In a sense, the conversion was natural, because his parents were already practicing charity and trying to help others in any way they could. Wang’s entire family was baptized when he was eight years old.
His family joined the underground Catholic Church. They could not openly practice their faith, as the government only recognized the “Patriotic Church” controlled by the Communist Party.
When Wang’s mother became pregnant again, they faced a challenge. The one-child policy, which was in effect at the time, prohibited families from having a second child. But as Catholics, his parents refused to abort. They looked for a way to avoid the heavy penalties imposed by the Communist government on families with more than one child.

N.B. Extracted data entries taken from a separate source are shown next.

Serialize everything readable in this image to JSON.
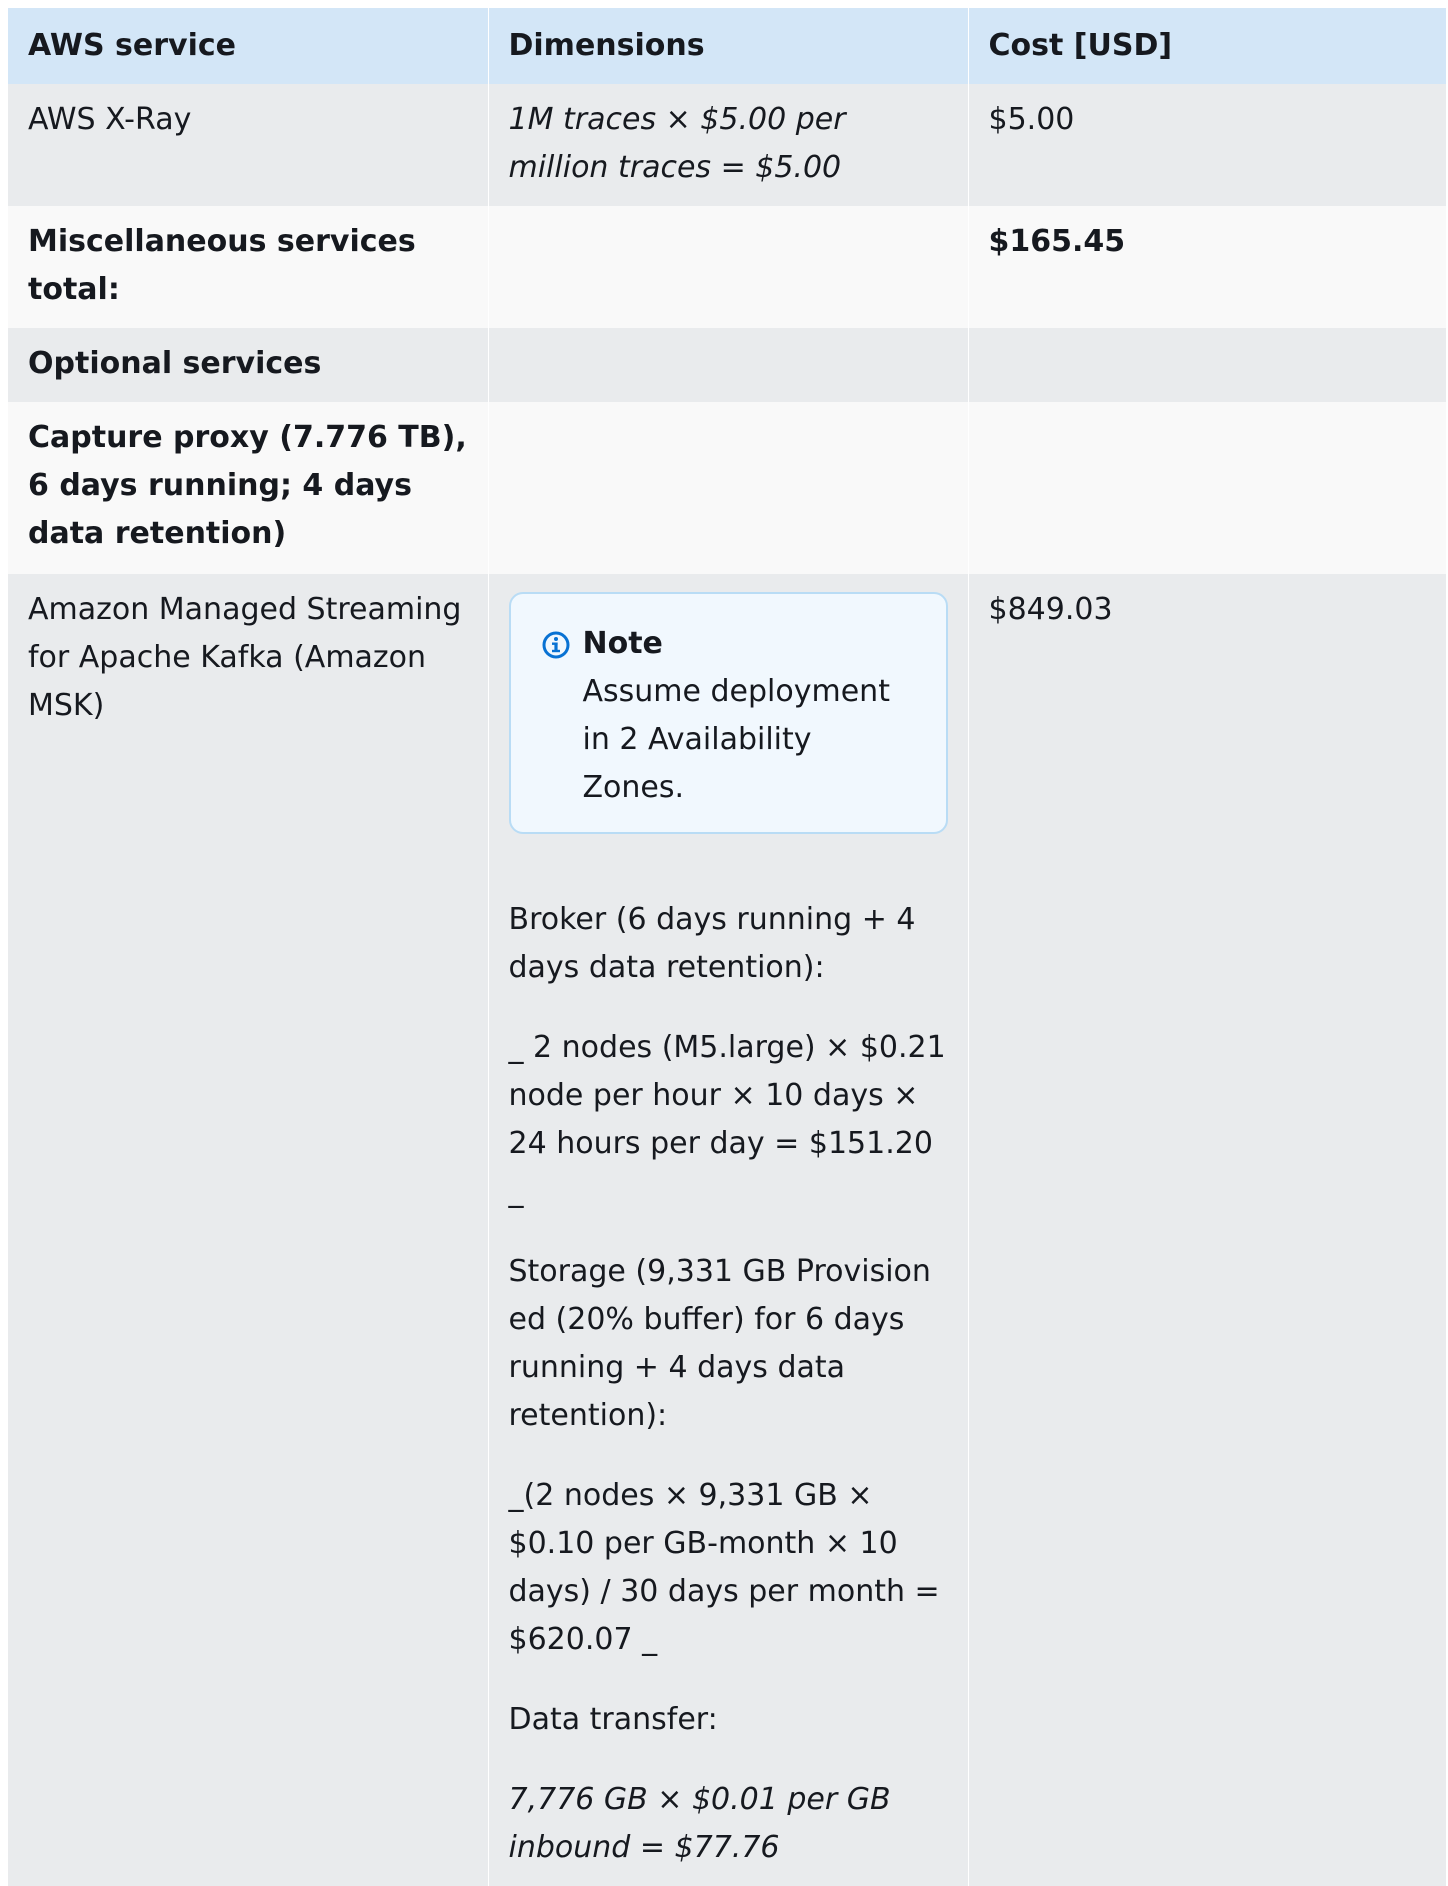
{
  "table": {
    "headers": [
      "AWS service",
      "Dimensions",
      "Cost [USD]"
    ],
    "xray": {
      "service": "AWS X-Ray",
      "dimensions": "1M traces × $5.00 per million traces = $5.00",
      "cost": "$5.00"
    },
    "misc_total": {
      "label": "Miscellaneous services total:",
      "cost": "$165.45"
    },
    "optional": {
      "label": "Optional services"
    },
    "capture_proxy": {
      "line1": "Capture proxy (7.776 TB),",
      "line2": "6 days running; 4 days data retention)"
    },
    "msk": {
      "service": "Amazon Managed Streaming for Apache Kafka (Amazon MSK)",
      "cost": "$849.03",
      "note": {
        "title": "Note",
        "text": "Assume deployment in 2 Availability Zones.",
        "icon": "info-icon"
      },
      "broker_label": "Broker (6 days running + 4 days data retention):",
      "broker_calc": "_ 2 nodes (M5.large) × $0.21 node per hour × 10 days × 24 hours per day = $151.20 _",
      "storage_label": "Storage (9,331 GB Provision ed (20% buffer) for 6 days running + 4 days data retention):",
      "storage_calc": "_(2 nodes × 9,331 GB × $0.10 per GB-month × 10 days) / 30 days per month = $620.07 _",
      "transfer_label": "Data transfer:",
      "transfer_calc": "7,776 GB × $0.01 per GB inbound = $77.76"
    }
  },
  "colors": {
    "header_bg": "#d3e6f7",
    "row_gray": "#e9ebed",
    "row_light": "#f9f9f9",
    "note_bg": "#f1f8fe",
    "note_border": "#b9dcf5",
    "info_icon": "#0972d3"
  }
}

“When my sister was born, we found a family that had just had another child, and we registered them as if they were twins. In fact, my sister doesn't have my same last name [as I do] but that of the other family because according to those documents they are siblings,” he said.
Eventually, his parents befriended a priest who was a rector of the seminary. The rector explained that the seminarians had to move every three or four months to avoid being discovered by the authorities.

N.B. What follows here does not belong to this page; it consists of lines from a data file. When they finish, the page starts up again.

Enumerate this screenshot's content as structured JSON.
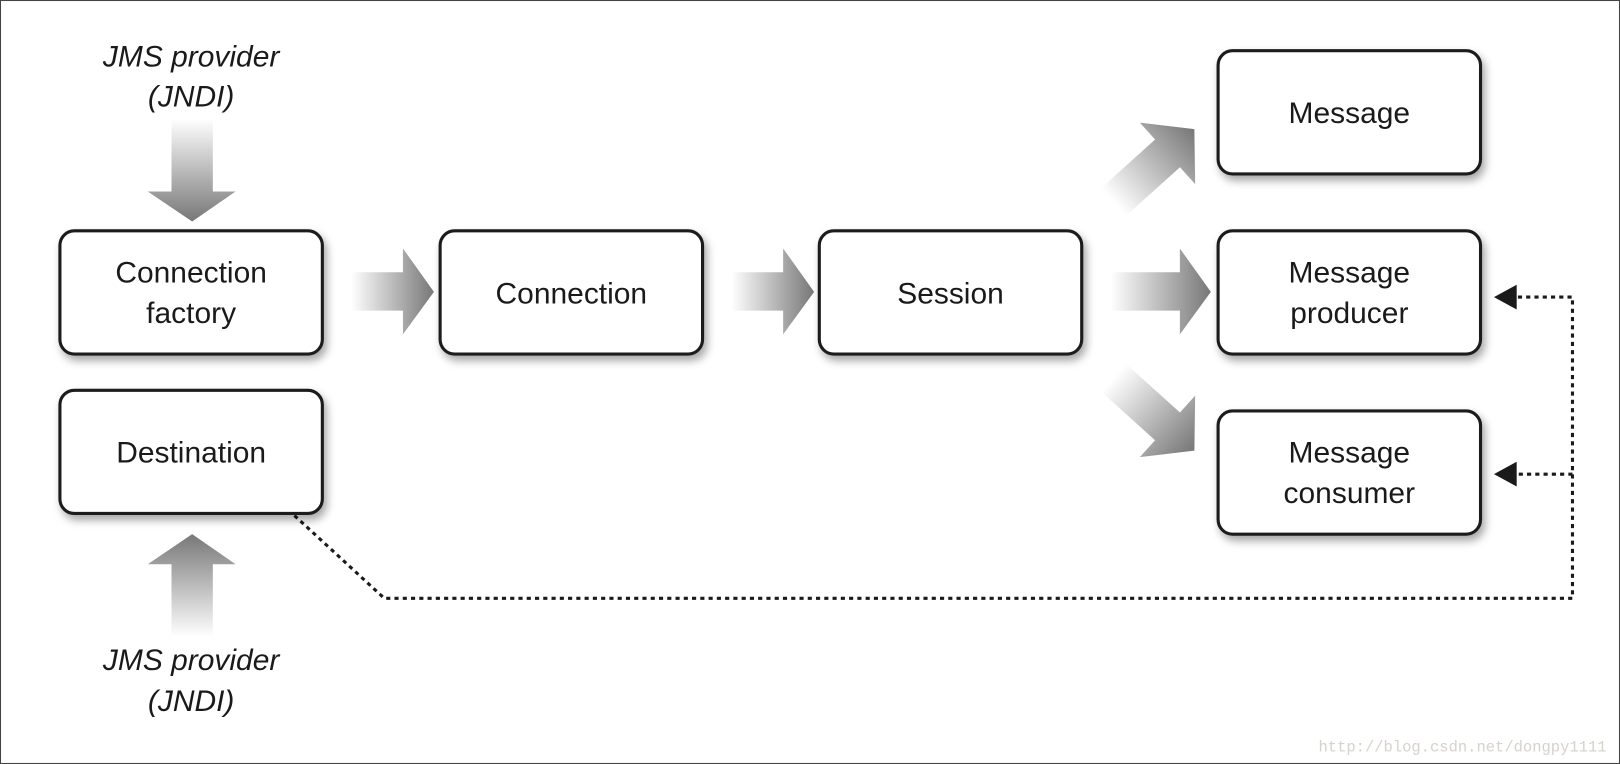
{
  "diagram": {
    "provider_top": [
      "JMS provider",
      "(JNDI)"
    ],
    "provider_bottom": [
      "JMS provider",
      "(JNDI)"
    ],
    "nodes": {
      "connection_factory": [
        "Connection",
        "factory"
      ],
      "destination": [
        "Destination"
      ],
      "connection": [
        "Connection"
      ],
      "session": [
        "Session"
      ],
      "message": [
        "Message"
      ],
      "message_producer": [
        "Message",
        "producer"
      ],
      "message_consumer": [
        "Message",
        "consumer"
      ]
    },
    "watermark": "http://blog.csdn.net/dongpy1111",
    "colors": {
      "box_stroke": "#1a1a1a",
      "arrow_dark": "#7a7a7a",
      "arrow_light": "#ffffff"
    }
  }
}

“My parents offered them our house, they could live on the ground floor and we on the top floor,” he said.
For the next 10 years, seminarians were living intermittently on the ground floor of the house. Touched by their example, Wang felt a call to the seminary.
He made the final decision after accompanying one of the seminarians to give some catechism lessons.

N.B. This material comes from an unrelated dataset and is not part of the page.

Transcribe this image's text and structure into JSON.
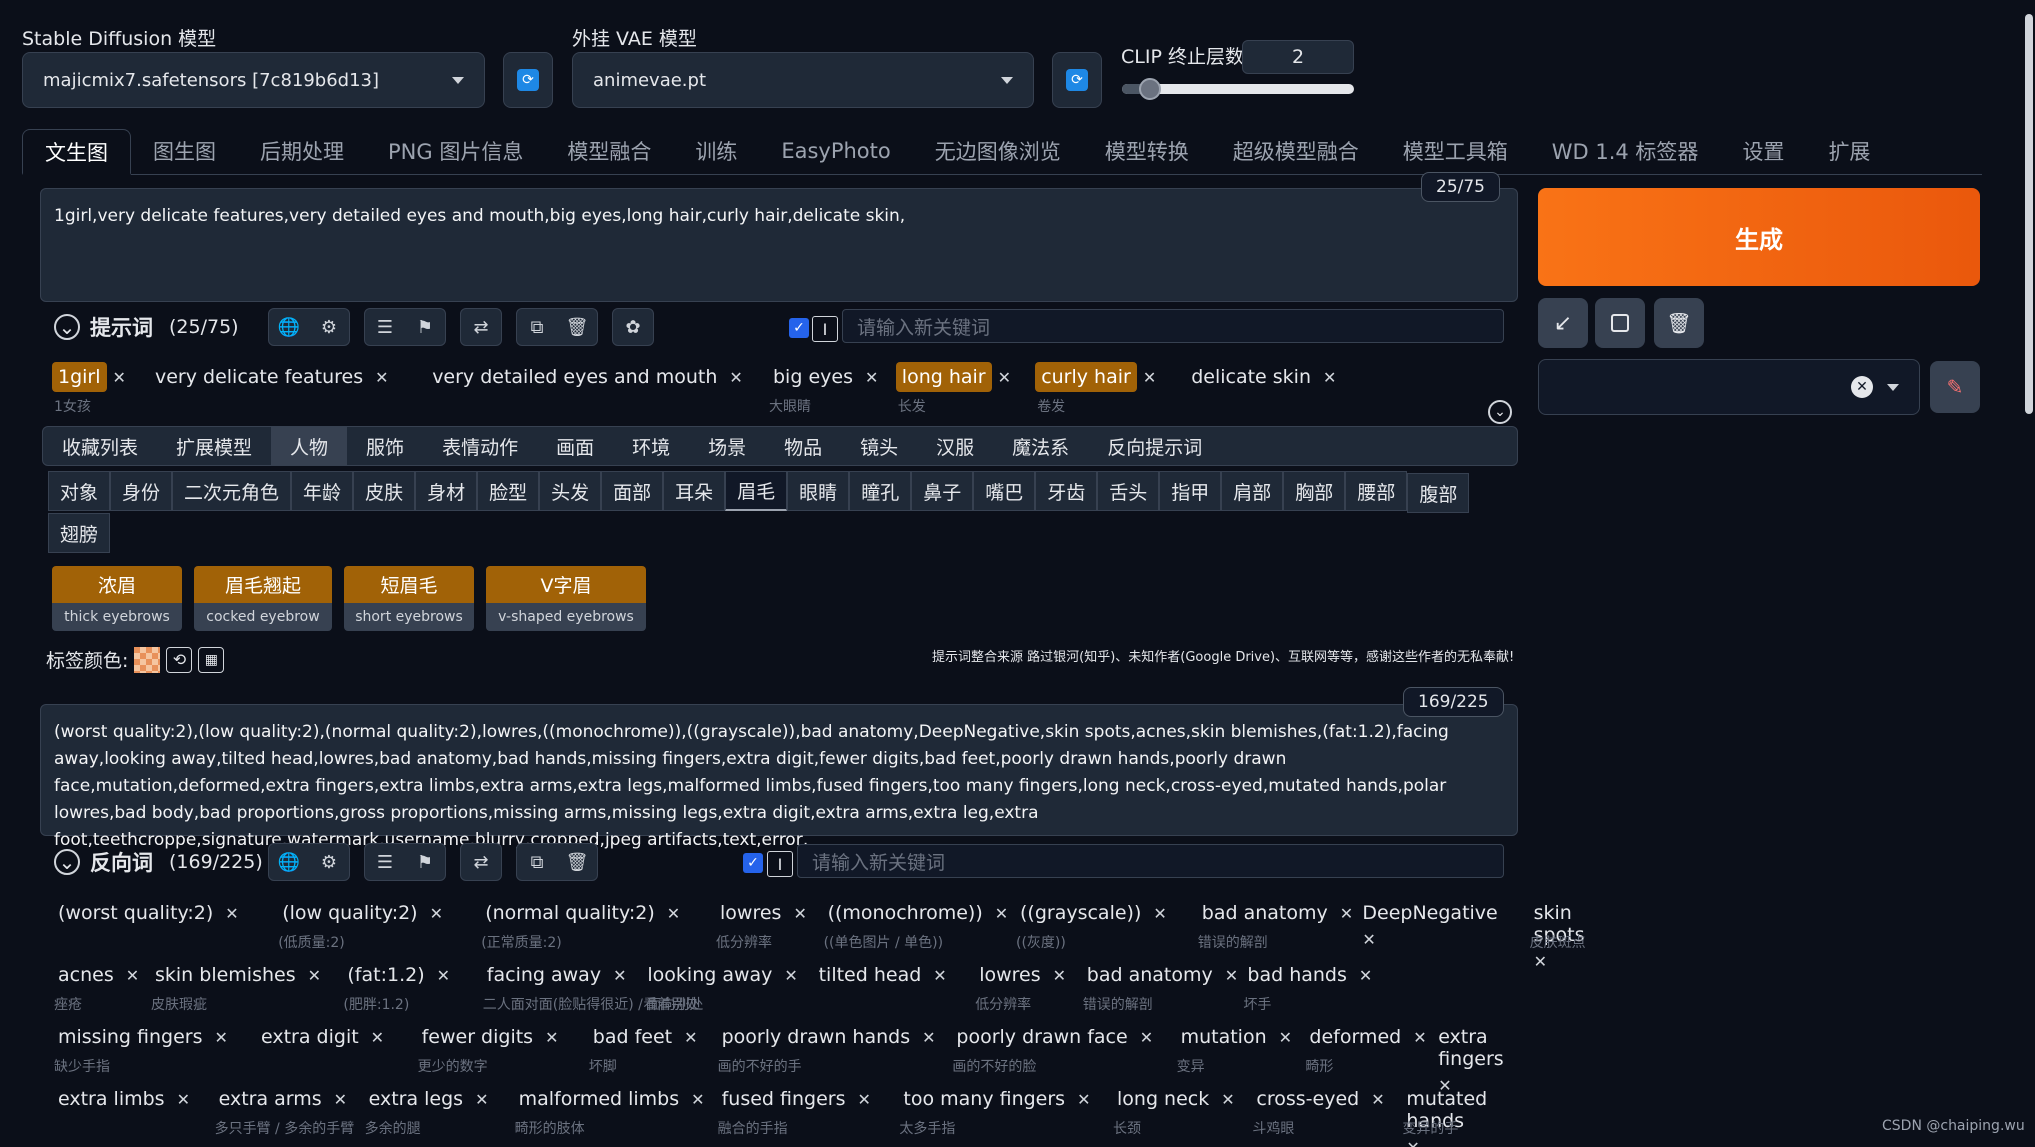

“When I returned home, it was as if something had set my heart on fire, I told my parents I wanted to be a priest. I had that seed of a vocation in my heart,” he said. “Now I'm a deacon and no words can express the very profound joy I have in my heart.”
The seminarian said that even though he is studying in Europe, his desire is to return to China as soon as possible to preach the Gospel there.
Life as a Chinese Catholic is difficult. Mass is celebrated in family homes, and people must be careful not to talk about their faith explicitly, because the authorities could be listening. However, living with the risk of arrest is worth it, Wang said, because “we want to have the Truth, it's what you have to do despite the cost.”
One of the worst moments he faces, he said, is when he has to enter China without the authorities discovering that he is a seminarian.
“When I'm in line to enter and I have the passport in my hands, I start praying to the Virgin: 'My mother, help me. My mother, help me.' And everything has always gone well even though the dangers are real. God always helps me,” he said.
Regarding the recent accord between the Holy See and the Chinese government which initiates the integration of the underground Church with the Patriotic Church, the seminarian stressed the importance of unity.
“There are some who say the accord is good, and others who don't think so. But above all we have to pray a lot and follow what the Church says, because the Devil wants to divide the Church and knows how to do it,” he said.
“God gave the key to the papacy to Saint Peter and that's part of our faith, and either we unite ourselves to Peter or we're not going anywhere.”
Wang Jie is currently studying and receiving formation as a priest in Europe thanks to the Fundación Centro Académico Romano de Formación (Academic Formation Center Foundation of Rome).
This foundation grants scholarships to seminarians and priests from dioceses in need from all over the world so they can receive formation at the University of Navarre, Spain, of the Pontifical University of the Holy Cross in Rome, Italy, to later return to their dioceses.